L'entrée
en matière est agréable, court-métrage en noir et blanc scindé en
split-screen façon ying et yang pour faire la part belle aux parties
démembrées d'un corps en soutane, qui se décompose et se recompose
à l'infini avec un jeu de contraste agréable à l'oeil.
A
l'intérieur du long, l'humour léger mais fin décuple un intérêt
qui va grandissant à mesure que sa Sainteté prend quartier libre.

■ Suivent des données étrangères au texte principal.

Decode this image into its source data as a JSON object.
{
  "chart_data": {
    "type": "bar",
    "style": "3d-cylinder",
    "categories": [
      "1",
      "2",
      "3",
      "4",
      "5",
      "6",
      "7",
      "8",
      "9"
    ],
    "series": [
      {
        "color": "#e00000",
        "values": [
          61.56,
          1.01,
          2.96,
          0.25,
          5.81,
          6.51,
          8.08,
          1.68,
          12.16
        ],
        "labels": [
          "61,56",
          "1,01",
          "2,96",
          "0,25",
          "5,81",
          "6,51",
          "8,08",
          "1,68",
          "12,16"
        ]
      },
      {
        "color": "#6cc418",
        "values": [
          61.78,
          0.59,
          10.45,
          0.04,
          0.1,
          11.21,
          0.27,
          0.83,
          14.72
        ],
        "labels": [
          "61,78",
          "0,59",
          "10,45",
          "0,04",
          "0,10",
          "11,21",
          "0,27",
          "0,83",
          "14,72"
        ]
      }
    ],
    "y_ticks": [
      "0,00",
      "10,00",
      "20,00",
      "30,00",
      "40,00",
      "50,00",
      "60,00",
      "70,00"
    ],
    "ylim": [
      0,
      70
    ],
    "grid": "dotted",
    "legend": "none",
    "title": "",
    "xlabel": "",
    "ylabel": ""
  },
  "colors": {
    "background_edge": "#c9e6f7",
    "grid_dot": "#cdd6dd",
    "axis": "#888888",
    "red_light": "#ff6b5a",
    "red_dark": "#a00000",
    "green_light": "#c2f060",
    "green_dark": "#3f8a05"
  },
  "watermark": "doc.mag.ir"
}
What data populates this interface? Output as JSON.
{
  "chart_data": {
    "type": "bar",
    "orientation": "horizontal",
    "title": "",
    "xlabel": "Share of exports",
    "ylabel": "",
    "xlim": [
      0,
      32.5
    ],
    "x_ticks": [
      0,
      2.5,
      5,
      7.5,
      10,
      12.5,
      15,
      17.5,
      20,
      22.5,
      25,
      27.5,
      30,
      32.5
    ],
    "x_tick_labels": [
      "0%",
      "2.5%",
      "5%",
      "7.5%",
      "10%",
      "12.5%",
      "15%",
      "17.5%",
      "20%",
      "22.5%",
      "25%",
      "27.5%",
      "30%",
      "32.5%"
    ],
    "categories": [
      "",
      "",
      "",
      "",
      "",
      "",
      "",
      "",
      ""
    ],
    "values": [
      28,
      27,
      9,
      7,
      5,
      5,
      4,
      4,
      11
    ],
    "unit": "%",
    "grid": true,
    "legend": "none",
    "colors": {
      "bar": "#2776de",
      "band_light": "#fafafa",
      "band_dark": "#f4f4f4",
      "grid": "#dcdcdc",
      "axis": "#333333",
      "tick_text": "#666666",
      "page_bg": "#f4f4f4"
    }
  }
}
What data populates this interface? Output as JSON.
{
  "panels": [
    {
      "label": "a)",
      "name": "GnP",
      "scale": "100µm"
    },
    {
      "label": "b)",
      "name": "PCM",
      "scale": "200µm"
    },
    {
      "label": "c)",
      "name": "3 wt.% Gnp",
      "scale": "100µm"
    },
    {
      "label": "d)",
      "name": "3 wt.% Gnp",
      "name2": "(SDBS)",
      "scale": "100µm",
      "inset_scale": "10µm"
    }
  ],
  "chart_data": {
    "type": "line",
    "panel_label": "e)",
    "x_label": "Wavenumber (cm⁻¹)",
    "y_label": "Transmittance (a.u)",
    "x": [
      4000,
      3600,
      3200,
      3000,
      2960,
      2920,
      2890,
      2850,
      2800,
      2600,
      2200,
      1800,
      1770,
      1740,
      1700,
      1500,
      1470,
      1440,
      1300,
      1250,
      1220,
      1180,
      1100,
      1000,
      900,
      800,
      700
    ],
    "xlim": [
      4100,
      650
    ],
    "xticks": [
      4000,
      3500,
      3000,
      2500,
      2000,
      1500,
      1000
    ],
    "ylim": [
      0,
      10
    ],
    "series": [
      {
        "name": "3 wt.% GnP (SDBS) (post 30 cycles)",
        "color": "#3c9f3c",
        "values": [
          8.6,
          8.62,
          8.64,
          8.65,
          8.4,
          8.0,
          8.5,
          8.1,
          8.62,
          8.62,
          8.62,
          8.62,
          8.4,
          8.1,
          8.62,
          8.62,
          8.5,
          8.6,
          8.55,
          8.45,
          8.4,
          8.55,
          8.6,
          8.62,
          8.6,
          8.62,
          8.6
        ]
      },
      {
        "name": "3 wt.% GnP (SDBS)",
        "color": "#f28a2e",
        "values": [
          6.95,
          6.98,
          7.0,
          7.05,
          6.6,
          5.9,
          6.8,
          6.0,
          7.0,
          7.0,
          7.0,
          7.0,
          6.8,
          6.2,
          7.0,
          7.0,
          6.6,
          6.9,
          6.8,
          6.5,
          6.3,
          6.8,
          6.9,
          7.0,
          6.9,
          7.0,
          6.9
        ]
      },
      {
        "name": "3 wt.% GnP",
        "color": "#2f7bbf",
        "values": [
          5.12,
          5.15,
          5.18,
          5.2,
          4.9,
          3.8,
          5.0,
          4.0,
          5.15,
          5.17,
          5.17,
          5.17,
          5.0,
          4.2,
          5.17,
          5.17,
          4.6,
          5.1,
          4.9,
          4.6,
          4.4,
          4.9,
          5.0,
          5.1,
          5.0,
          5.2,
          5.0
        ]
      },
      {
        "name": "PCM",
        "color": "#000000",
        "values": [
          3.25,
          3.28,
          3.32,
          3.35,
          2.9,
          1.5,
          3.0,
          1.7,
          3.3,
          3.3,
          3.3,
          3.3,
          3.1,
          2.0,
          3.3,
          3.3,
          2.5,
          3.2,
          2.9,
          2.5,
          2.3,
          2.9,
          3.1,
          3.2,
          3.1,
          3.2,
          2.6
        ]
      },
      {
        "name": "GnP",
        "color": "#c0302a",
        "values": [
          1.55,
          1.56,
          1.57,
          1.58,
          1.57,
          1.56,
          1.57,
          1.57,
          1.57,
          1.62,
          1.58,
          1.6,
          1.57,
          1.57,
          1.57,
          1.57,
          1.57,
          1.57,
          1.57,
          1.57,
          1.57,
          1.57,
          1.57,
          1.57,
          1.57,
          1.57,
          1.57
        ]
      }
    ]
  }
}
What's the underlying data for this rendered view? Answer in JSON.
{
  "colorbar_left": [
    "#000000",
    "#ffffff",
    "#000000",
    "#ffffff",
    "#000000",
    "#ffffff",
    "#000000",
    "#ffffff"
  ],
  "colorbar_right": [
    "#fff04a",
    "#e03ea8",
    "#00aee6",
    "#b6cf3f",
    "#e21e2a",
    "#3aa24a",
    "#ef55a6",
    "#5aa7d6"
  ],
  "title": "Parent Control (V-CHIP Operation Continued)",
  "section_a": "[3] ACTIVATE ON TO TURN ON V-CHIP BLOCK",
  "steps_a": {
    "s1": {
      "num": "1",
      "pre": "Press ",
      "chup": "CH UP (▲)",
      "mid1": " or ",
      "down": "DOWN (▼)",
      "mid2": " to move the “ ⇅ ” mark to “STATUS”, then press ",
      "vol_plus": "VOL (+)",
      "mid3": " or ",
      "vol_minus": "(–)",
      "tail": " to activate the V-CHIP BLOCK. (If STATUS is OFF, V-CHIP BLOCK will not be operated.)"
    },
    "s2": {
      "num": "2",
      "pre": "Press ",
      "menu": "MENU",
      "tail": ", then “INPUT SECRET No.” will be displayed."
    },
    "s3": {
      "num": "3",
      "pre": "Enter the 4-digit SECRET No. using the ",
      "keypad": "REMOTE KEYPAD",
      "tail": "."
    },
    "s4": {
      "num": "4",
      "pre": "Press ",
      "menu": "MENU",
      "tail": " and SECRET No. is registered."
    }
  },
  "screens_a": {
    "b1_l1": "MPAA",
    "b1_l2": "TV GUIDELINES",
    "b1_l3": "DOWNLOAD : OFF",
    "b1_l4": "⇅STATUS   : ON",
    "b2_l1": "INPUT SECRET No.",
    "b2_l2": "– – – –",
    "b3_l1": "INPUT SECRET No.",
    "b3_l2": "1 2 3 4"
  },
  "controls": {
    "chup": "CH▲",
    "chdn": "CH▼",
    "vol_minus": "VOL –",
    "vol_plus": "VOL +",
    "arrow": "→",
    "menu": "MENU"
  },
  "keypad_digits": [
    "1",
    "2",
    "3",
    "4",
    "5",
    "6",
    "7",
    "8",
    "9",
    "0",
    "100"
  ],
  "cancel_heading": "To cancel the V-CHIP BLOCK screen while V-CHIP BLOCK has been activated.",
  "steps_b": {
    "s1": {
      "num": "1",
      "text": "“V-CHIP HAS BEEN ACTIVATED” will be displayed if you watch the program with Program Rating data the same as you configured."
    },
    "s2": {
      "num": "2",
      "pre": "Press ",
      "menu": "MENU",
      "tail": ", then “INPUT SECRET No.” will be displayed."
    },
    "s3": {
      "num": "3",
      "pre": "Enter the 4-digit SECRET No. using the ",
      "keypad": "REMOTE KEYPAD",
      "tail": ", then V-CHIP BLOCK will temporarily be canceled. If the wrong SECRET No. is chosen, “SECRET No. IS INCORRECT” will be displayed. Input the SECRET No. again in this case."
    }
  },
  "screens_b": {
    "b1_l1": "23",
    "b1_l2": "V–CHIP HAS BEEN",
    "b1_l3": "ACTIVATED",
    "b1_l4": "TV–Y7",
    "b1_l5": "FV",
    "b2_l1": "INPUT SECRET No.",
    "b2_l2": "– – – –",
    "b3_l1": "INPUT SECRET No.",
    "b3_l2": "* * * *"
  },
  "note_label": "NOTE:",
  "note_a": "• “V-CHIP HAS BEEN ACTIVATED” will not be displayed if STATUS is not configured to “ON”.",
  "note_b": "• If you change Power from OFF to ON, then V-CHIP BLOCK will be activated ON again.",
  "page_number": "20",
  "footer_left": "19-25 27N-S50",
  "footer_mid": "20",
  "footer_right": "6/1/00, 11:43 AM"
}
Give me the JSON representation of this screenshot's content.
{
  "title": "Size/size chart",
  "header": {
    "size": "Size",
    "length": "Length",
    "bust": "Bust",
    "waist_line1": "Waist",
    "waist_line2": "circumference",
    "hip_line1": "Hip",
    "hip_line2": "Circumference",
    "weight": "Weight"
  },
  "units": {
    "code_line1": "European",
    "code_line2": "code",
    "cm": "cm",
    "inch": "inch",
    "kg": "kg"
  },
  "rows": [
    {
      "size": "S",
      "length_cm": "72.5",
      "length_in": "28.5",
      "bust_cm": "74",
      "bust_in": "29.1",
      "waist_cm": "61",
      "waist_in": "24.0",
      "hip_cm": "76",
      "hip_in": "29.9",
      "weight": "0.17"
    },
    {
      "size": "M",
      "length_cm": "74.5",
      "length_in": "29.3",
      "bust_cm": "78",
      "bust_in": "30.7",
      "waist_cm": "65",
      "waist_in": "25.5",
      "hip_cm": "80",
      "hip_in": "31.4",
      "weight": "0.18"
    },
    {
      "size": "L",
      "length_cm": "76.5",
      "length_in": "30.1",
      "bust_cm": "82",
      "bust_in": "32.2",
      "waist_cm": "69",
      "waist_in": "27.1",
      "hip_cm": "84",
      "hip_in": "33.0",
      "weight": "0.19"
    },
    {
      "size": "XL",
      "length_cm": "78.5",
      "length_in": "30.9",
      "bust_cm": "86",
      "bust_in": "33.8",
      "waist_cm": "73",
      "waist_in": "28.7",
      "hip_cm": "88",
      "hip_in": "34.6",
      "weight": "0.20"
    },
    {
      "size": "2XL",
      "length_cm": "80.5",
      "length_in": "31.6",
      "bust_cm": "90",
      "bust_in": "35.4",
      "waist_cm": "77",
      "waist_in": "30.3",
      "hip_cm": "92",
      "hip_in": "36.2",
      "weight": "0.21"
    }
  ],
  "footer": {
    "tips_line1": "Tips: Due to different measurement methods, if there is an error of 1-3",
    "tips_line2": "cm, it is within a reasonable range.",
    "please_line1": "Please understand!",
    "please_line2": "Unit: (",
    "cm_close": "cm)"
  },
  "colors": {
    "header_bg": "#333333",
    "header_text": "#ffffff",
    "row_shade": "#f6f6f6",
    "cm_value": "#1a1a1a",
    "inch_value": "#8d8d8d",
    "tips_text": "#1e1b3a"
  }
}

A
croire que l'Italie de Berlusconi a besoin de récréations
burlesques pour dédramatiser la crise de l'Etat et du Vatican.
La
critique de l'Eglise n'est pas balourde et partisane, contre toute
attente. Elle sait faire la part des choses entre ce qui relève de
l'humain, en ce qu'il contient d'instable, et de ce qui relève de
l'Institution, inébranlable ; pour partager l'individu entre ses
consciences d'homme publique et d'homme privé. Dans les faits, cela
n'a rien de manichéen, et alors qu'on aurait presque peur que le
film tourne au soin psychiatrique d'un patient schizophrène en
devenir, l'action prend un virage serré pour s'ouvrir à la vie,
dans ce qu'elle a de joies les plus simples. Flâner le long des
rues, redécouvrir l'isolement, faire des rencontres inattendues...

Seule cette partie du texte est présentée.